Es waren lange und intensive Verhandlungen. Als die Geschäftsführung der Rendsburger Werft Nobiskrug im Juni auf einer Betriebsversammlung ankündigte, bis zu 200 Stellen abbauen zu wollen und obendrein einen „Mitarbeiterbeitrag“ von zwei Millionen Euro pro Jahr einforderte, begann für Betriebsräte und aktive IG Metaller ein monatelanger Ausnahmezustand.
„Unser wichtigstes Anliegen war es, den Arbeitgeber davon zu überzeugen, dass gute Jachten ohne gutes und ausreichendes Personal nicht zu haben sind,“ fasst Klaus Schulz, Betriebsratsvorsitzender, die Zielvorgabe zusammen. „Dabei haben wir Teilerfolge errungen. Jeder verlorene Arbeitsplatz ist einer zu viel. Dennoch werden deutlich weniger Kollegen die Werft verlassen müssen als das vom Arbeitgeber geplant war“.

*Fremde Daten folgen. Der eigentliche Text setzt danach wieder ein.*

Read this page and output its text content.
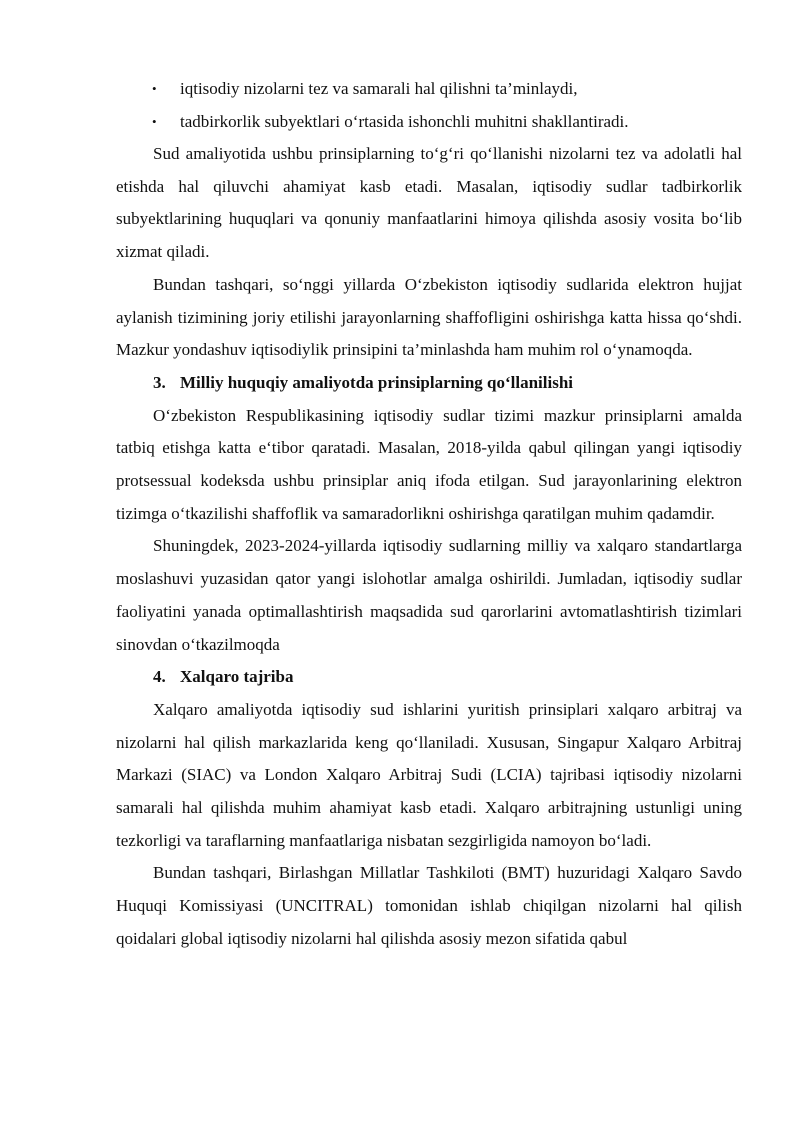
• iqtisodiy nizolarni tez va samarali hal qilishni ta’minlaydi,
• tadbirkorlik subyektlari o‘rtasida ishonchli muhitni shakllantiradi.

Sud amaliyotida ushbu prinsiplarning to‘g‘ri qo‘llanishi nizolarni tez va adolatli hal etishda hal qiluvchi ahamiyat kasb etadi. Masalan, iqtisodiy sudlar tadbirkorlik subyektlarining huquqlari va qonuniy manfaatlarini himoya qilishda asosiy vosita bo‘lib xizmat qiladi.

Bundan tashqari, so‘nggi yillarda O‘zbekiston iqtisodiy sudlarida elektron hujjat aylanish tizimining joriy etilishi jarayonlarning shaffofligini oshirishga katta hissa qo‘shdi. Mazkur yondashuv iqtisodiylik prinsipini ta’minlashda ham muhim rol o‘ynamoqda.

3. Milliy huquqiy amaliyotda prinsiplarning qo‘llanilishi

O‘zbekiston Respublikasining iqtisodiy sudlar tizimi mazkur prinsiplarni amalda tatbiq etishga katta e‘tibor qaratadi. Masalan, 2018-yilda qabul qilingan yangi iqtisodiy protsessual kodeksda ushbu prinsiplar aniq ifoda etilgan. Sud jarayonlarining elektron tizimga o‘tkazilishi shaffoflik va samaradorlikni oshirishga qaratilgan muhim qadamdir.

Shuningdek, 2023-2024-yillarda iqtisodiy sudlarning milliy va xalqaro standartlarga moslashuvi yuzasidan qator yangi islohotlar amalga oshirildi. Jumladan, iqtisodiy sudlar faoliyatini yanada optimallashtirish maqsadida sud qarorlarini avtomatlashtirish tizimlari sinovdan o‘tkazilmoqda

4. Xalqaro tajriba

Xalqaro amaliyotda iqtisodiy sud ishlarini yuritish prinsiplari xalqaro arbitraj va nizolarni hal qilish markazlarida keng qo‘llaniladi. Xususan, Singapur Xalqaro Arbitraj Markazi (SIAC) va London Xalqaro Arbitraj Sudi (LCIA) tajribasi iqtisodiy nizolarni samarali hal qilishda muhim ahamiyat kasb etadi. Xalqaro arbitrajning ustunligi uning tezkorligi va taraflarning manfaatlariga nisbatan sezgirligida namoyon bo‘ladi.

Bundan tashqari, Birlashgan Millatlar Tashkiloti (BMT) huzuridagi Xalqaro Savdo Huquqi Komissiyasi (UNCITRAL) tomonidan ishlab chiqilgan nizolarni hal qilish qoidalari global iqtisodiy nizolarni hal qilishda asosiy mezon sifatida qabul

Tatsächlich erfolgt der Kaskobau in Zukunft bei der Kieler Schwesterwerft German Naval Yards. Insgesamt 46 Kollegen und Kolleginnen werden deswegen ein Arbeitsangebot in Kiel erhalten. Weitere 18 Beschäftigte in sogenannten „rentennahen Jahrgängen“ werden ein Angebot erhalten, das es ermöglichen soll, ohne Abschläge frühzeitig in Rente zu gehen. 17 Kollegen und Kolleginnen dagegen droht eine betriebsbedingte Kündigung. „Hier ist es uns zumindest gelungen, durch Abfindungsregelungen und bis zu zwölf Monate Transfergesellschaft wirtschaftliche Nachteile abzumildern“, so Schulz.

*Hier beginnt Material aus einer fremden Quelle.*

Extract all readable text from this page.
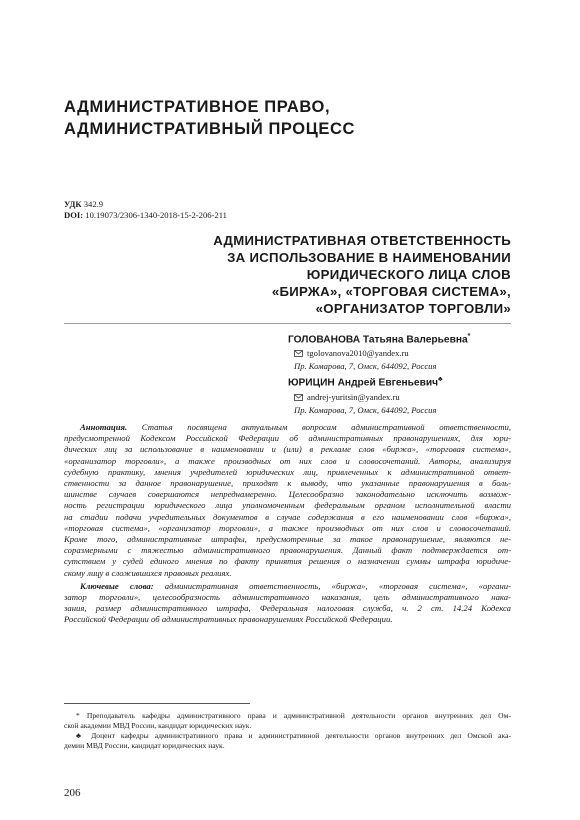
АДМИНИСТРАТИВНОЕ ПРАВО,
АДМИНИСТРАТИВНЫЙ ПРОЦЕСС
УДК 342.9
DOI: 10.19073/2306-1340-2018-15-2-206-211
АДМИНИСТРАТИВНАЯ ОТВЕТСТВЕННОСТЬ
ЗА ИСПОЛЬЗОВАНИЕ В НАИМЕНОВАНИИ
ЮРИДИЧЕСКОГО ЛИЦА СЛОВ
«БИРЖА», «ТОРГОВАЯ СИСТЕМА»,
«ОРГАНИЗАТОР ТОРГОВЛИ»
ГОЛОВАНОВА Татьяна Валерьевна*
tgolovanova2010@yandex.ru
Пр. Комарова, 7, Омск, 644092, Россия
ЮРИЦИН Андрей Евгеньевич♣
andrej-yuritsin@yandex.ru
Пр. Комарова, 7, Омск, 644092, Россия
Аннотация. Статья посвящена актуальным вопросам административной ответственности,
предусмотренной Кодексом Российской Федерации об административных правонарушениях, для юри-
дических лиц за использование в наименовании и (или) в рекламе слов «биржа», «торговая система»,
«организатор торговли», а также производных от них слов и словосочетаний. Авторы, анализируя
судебную практику, мнения учредителей юридических лиц, привлеченных к административной ответ-
ственности за данное правонарушение, приходят к выводу, что указанные правонарушения в боль-
шинстве случаев совершаются непреднамеренно. Целесообразно законодательно исключить возмож-
ность регистрации юридического лица уполномоченным федеральным органом исполнительной власти
на стадии подачи учредительных документов в случае содержания в его наименовании слов «биржа»,
«торговая система», «организатор торговли», а также производных от них слов и словосочетаний.
Кроме того, административные штрафы, предусмотренные за такое правонарушение, являются не-
соразмерными с тяжестью административного правонарушения. Данный факт подтверждается от-
сутствием у судей единого мнения по факту принятия решения о назначении суммы штрафа юридиче-
скому лицу в сложившихся правовых реалиях.
Ключевые слова: административная ответственность, «биржа», «торговая система», «органи-
затор торговли», целесообразность административного наказания, цель административного нака-
зания, размер административного штрафа, Федеральная налоговая служба, ч. 2 ст. 14.24 Кодекса
Российской Федерации об административных правонарушениях Российской Федерации.
* Преподаватель кафедры административного права и административной деятельности органов внутренних дел Ом-
ской академии МВД России, кандидат юридических наук.
♣ Доцент кафедры административного права и административной деятельности органов внутренних дел Омской ака-
демии МВД России, кандидат юридических наук.
206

Dass die wirtschaftliche Schieflage der Werft zuvorderst auf Führungsversagen in der Vergangenheit zurückzuführen ist, hat Betriebsrat und IG Metall dazu bewegt, in Zukunft mehr Mitsprache in wirtschaftlichen Angelegenheiten einzufordern. „Als Experten unserer Arbeit wollen wir mitreden bei den Themen Arbeitsabläufe und -verfahren, Verbesserungsprozesse und Personalbemessung“, schildert Andreas Riegmann, Sprecher des Wirtschaftsausschusses, die Beweggründe.

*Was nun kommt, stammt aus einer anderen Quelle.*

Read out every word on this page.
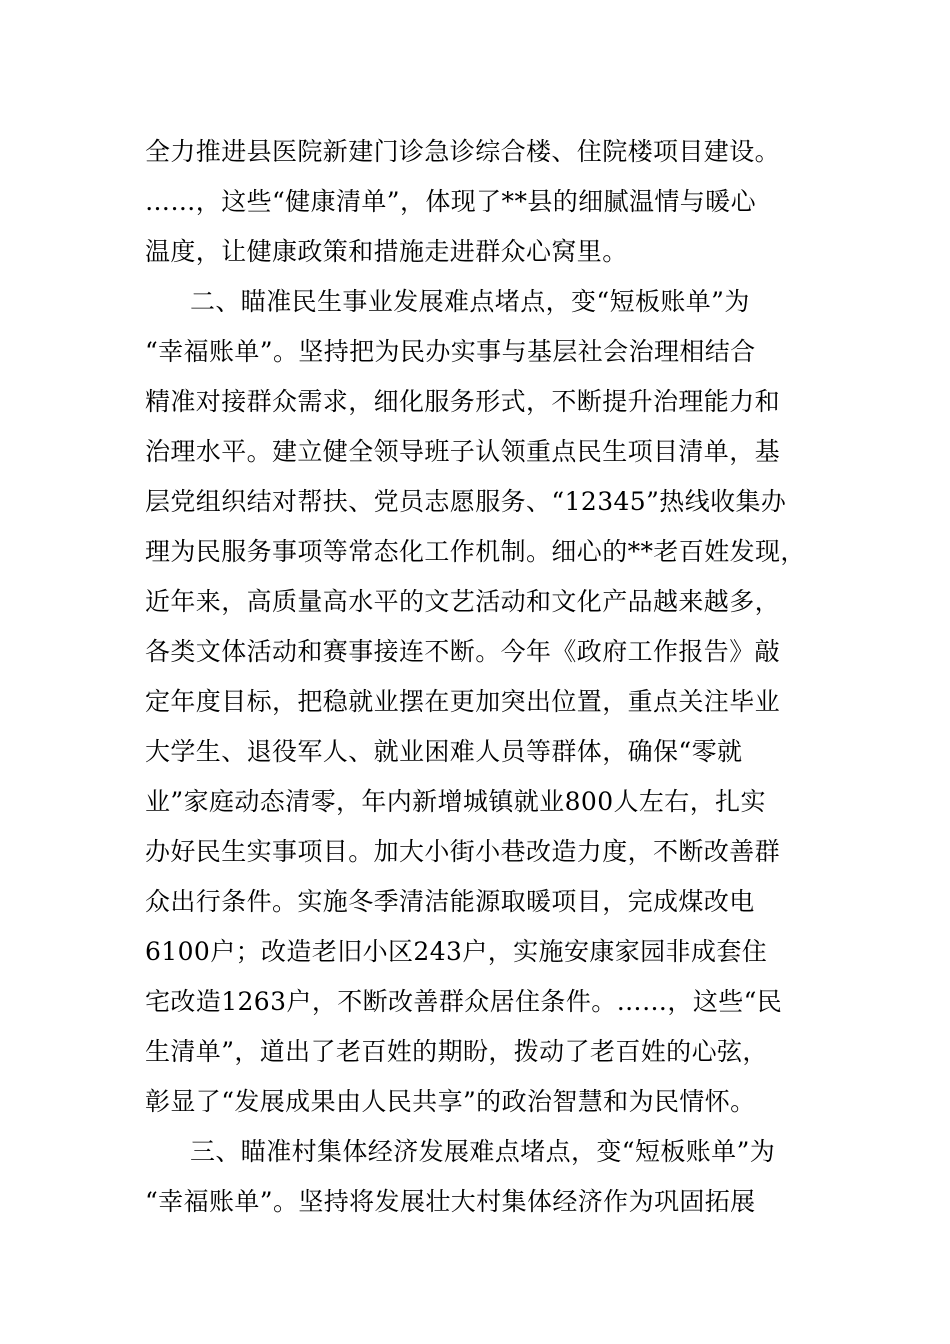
全力推进县医院新建门诊急诊综合楼、住院楼项目建设。
……，这些“健康清单”，体现了**县的细腻温情与暖心
温度，让健康政策和措施走进群众心窝里。
二、瞄准民生事业发展难点堵点，变“短板账单”为
“幸福账单”。坚持把为民办实事与基层社会治理相结合
精准对接群众需求，细化服务形式，不断提升治理能力和
治理水平。建立健全领导班子认领重点民生项目清单，基
层党组织结对帮扶、党员志愿服务、“12345”热线收集办
理为民服务事项等常态化工作机制。细心的**老百姓发现，
近年来，高质量高水平的文艺活动和文化产品越来越多，
各类文体活动和赛事接连不断。今年《政府工作报告》敲
定年度目标，把稳就业摆在更加突出位置，重点关注毕业
大学生、退役军人、就业困难人员等群体，确保“零就
业”家庭动态清零，年内新增城镇就业800人左右，扎实
办好民生实事项目。加大小街小巷改造力度，不断改善群
众出行条件。实施冬季清洁能源取暖项目，完成煤改电
6100户；改造老旧小区243户，实施安康家园非成套住
宅改造1263户，不断改善群众居住条件。……，这些“民
生清单”，道出了老百姓的期盼，拨动了老百姓的心弦，
彰显了“发展成果由人民共享”的政治智慧和为民情怀。
三、瞄准村集体经济发展难点堵点，变“短板账单”为
“幸福账单”。坚持将发展壮大村集体经济作为巩固拓展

Die Einrichtung eines entsprechenden Lenkungsausschusses wurde in einem Tarifvertrag geregelt. Ebenso der Mitarbeiterbeitrag: Dieser umfasst einen Beitrag von 50 Stunden aus dem Arbeitszeitkonto 2018 sowie 1,5 Stunden unentgeltliche Mehrarbeit pro Woche für die Jahre 2019 bis 2021 und die jährlichen 400 Euro Festbetrag des tariflichen Zusatzgelds.
„Dieser Beitrag ist ein Vertrauensvorschuss der Belegschaft in eine wirtschaftlich solidere Zukunft von Nobiskrug“, bewertet Martin Bitter, Geschäftsführer der IG Metall Rendsburg, die Vereinbarung. „Uns war wichtig, nicht in laufende Entgelte und Sonderzahlungen einzugreifen. Und wir wollten eine Perspektive, nach Ende der Laufzeit wieder auf das Flächenniveau der Metallindustrie zurückzukehren. Mit diesem Abschluss und der notwendigen Stärke im Betrieb ist das möglich.“
Erstmals wurde bei Nobiskrug auch ein Bonus nur für IG Metall- Mitglieder vereinbart. Sie haben künftig die Möglichkeit, den zur Zahlung anstehenden Baustein des tariflichen Zusatzgelds (27,5 Prozent eines Monatsentgelts) in sechs freie Tage umzuwandeln, auch dann, wenn sie keine Kinder unter acht Jahren haben oder Familienangehörige in häuslicher Umgebung pflegen.